Ao organizar os meus arquivos ontem, encontrei uma cartinha do Professor Antonio Houaiss, com o sobrescrito da Academia Brasileira de Letras. Essas cartinhas se tratavam de longas trocas de receitas, nas quais ele dizia ser a gastromologia o levantamento sistemático das práticas de comer e beber, com receitas, origens, componentes, dosagens, circunstâncias, intenções e efeitos.

 

O segundo dos mais belos prazeres reservados ao homem – segundo palavras suas – que tanto maior será quanto mais aliado for a um sentido panteísta - encontra no Brasil uma vastidão de ingredientes e de origens que faz daqui um dos mais ricos centros de gastronomia do mundo.
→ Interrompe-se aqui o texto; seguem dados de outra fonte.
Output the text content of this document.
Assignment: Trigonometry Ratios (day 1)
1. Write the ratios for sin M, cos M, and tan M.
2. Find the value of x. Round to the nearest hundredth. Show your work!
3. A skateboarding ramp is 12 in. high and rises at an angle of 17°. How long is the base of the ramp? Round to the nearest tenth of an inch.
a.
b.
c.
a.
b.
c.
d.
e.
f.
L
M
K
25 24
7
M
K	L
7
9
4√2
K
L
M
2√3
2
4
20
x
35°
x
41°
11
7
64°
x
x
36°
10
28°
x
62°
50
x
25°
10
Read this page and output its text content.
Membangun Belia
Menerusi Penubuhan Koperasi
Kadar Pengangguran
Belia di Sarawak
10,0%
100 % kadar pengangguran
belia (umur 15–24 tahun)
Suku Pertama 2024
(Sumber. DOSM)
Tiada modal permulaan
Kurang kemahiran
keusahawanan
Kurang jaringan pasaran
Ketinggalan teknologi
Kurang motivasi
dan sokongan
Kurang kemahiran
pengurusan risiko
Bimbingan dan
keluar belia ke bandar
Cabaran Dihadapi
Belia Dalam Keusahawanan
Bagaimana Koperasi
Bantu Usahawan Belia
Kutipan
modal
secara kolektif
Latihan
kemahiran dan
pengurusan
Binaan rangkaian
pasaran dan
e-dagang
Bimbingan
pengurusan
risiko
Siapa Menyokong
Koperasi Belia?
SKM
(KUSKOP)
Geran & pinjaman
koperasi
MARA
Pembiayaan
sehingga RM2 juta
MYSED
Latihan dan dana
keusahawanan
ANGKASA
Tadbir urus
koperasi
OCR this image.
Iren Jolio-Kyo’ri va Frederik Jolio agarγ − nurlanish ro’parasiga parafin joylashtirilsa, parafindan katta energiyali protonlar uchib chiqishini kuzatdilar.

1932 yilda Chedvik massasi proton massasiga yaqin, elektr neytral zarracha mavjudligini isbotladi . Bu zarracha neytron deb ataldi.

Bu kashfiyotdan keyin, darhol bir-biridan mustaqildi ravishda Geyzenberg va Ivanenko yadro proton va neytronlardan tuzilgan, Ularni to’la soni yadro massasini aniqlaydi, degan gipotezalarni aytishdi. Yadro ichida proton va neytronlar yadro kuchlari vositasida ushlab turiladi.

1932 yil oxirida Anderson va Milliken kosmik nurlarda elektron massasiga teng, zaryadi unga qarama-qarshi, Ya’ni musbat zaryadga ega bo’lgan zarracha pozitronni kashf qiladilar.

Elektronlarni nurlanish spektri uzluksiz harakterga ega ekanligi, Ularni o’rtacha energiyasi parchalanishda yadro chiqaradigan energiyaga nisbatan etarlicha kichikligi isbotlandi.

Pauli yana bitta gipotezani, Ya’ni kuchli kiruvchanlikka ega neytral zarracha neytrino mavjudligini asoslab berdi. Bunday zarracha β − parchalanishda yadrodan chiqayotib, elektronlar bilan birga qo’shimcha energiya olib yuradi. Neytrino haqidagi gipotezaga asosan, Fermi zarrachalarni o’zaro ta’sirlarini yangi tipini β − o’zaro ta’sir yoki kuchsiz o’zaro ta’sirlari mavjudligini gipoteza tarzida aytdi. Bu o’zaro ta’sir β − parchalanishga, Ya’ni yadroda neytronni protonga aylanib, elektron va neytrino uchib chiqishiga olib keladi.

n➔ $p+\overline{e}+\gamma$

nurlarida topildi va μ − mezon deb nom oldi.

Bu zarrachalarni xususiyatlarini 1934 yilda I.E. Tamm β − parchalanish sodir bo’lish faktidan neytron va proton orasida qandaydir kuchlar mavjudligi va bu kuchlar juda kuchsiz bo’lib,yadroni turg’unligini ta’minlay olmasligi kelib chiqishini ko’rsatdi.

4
Do pato no tucupi paraense ao arroz de carreteiro gaúcho, viajamos num sem fim de cozinhas deliciosas, ultrassofisticadas, diferentes e superimaginativas.

 


Baseada nas culturas indígena, portuguesa, espanhola e africana, a culinária brasileira tem seu início com o conhecimento das práticas dos índios. À Amazônia cabe a primazia do seu nativismo. É erro julgar que a típica cozinha brasileira é a mineira ou a baiana. É a cozinha indígena, na base de peixes e farinhas, com seus refrescos de frutas silvestres, menos colorida e menos requintada que a da Bahia, por exemplo. É comum na alimentação diária da população amazônica e foi a que menos sofreu influência europeia, devido ao distanciamento em relação aos índios.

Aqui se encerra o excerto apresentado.